Gli interessi di mora vanno ricompresi nella complessiva verifica dell’usura del credito concesso. Essi non sono stabiliti a titolo di penale

Usura, la mora ha funzione diversa dalla penale - Gli interessi di mora vanno ricompresi nella complessiva verifica dell’usura del credito concesso. Essi non sono stabiliti a titolo di penale

Un provvedimento reso dal Tribunale di Roma tratta, finalmente, in maniera completa ed analitica la questione relativa all’assogettabilità degli interessi “a qualsiasi titolo convenuti” e, dunque, degli interessi di mora,  alla normativa anti - usura. 

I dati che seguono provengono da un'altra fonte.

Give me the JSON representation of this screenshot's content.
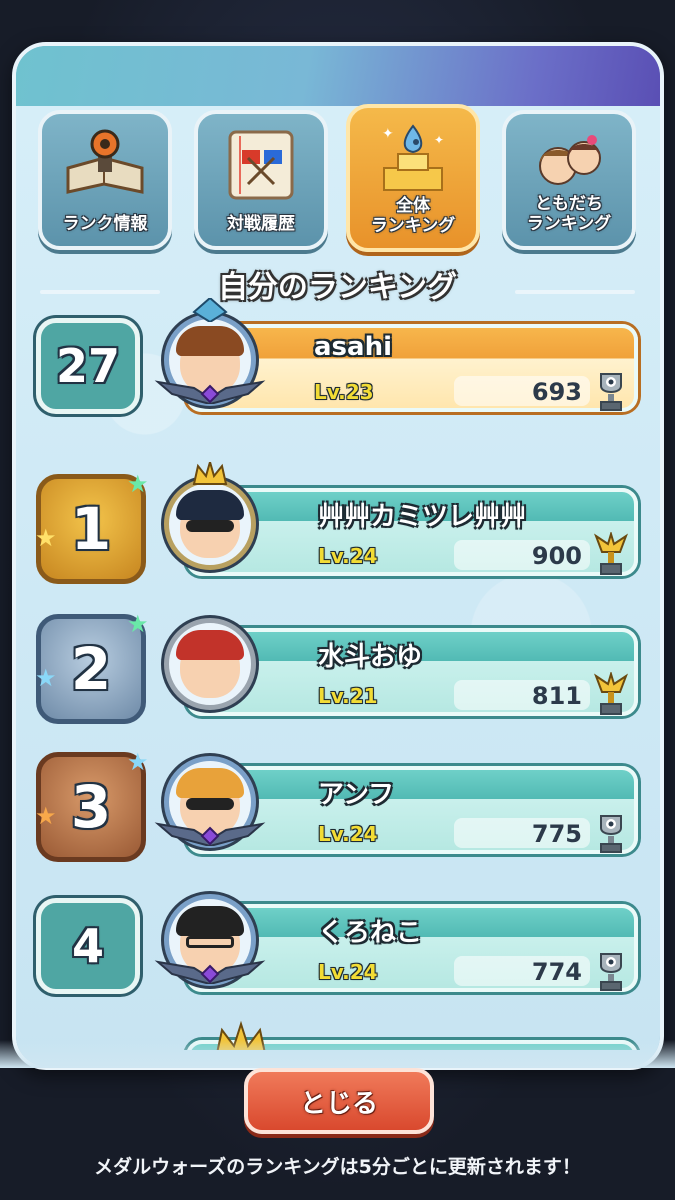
{
  "tabs": [
    {
      "label": "ランク情報",
      "icon": "rank-info-icon",
      "active": false
    },
    {
      "label": "対戦履歴",
      "icon": "battle-history-icon",
      "active": false
    },
    {
      "label": "全体\nランキング",
      "icon": "overall-ranking-icon",
      "active": true
    },
    {
      "label": "ともだち\nランキング",
      "icon": "friends-ranking-icon",
      "active": false
    }
  ],
  "section_title": "自分のランキング",
  "my_rank": {
    "rank": "27",
    "name": "asahi",
    "level": "Lv.23",
    "score": "693"
  },
  "rankings": [
    {
      "rank": "1",
      "name": "艸艸カミツレ艸艸",
      "level": "Lv.24",
      "score": "900",
      "medal": "gold"
    },
    {
      "rank": "2",
      "name": "水斗おゆ",
      "level": "Lv.21",
      "score": "811",
      "medal": "silver"
    },
    {
      "rank": "3",
      "name": "アンフ",
      "level": "Lv.24",
      "score": "775",
      "medal": "bronze"
    },
    {
      "rank": "4",
      "name": "くろねこ",
      "level": "Lv.24",
      "score": "774",
      "medal": "none"
    }
  ],
  "close_button": "とじる",
  "footer_note": "メダルウォーズのランキングは5分ごとに更新されます！",
  "colors": {
    "header": "#6b6fc8",
    "active_tab": "#f0a13a",
    "row_card": "#52bab4",
    "my_card": "#f0a13a",
    "close_button": "#d9492e",
    "level_text": "#f2dc35"
  }
}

Il dibattito giuridico che si è alimentato negli ultimi due anni e mezzo, ovvero dopo la famigerata sentenza n. 350/2013 della Cassazione, è stato sovente caratterizzato da interpretazioni bizarre ed originali, distanti dal dettato normativo. 

Il quadro giuridico di riferimento trae origine dalla L. 108/1996 che, novellando l’art. 644 c.p., ha introdotto l’istituto giuridico della c.d. “usura oggettiva”, con lo scopo di fissare un criterio obiettivo per l’individuazione dei presupposti richiesti per la configurabilità del reato di usura ed escludere ogni valutazione di carattere discrezionale relativa alle condizioni soggettive delle parti.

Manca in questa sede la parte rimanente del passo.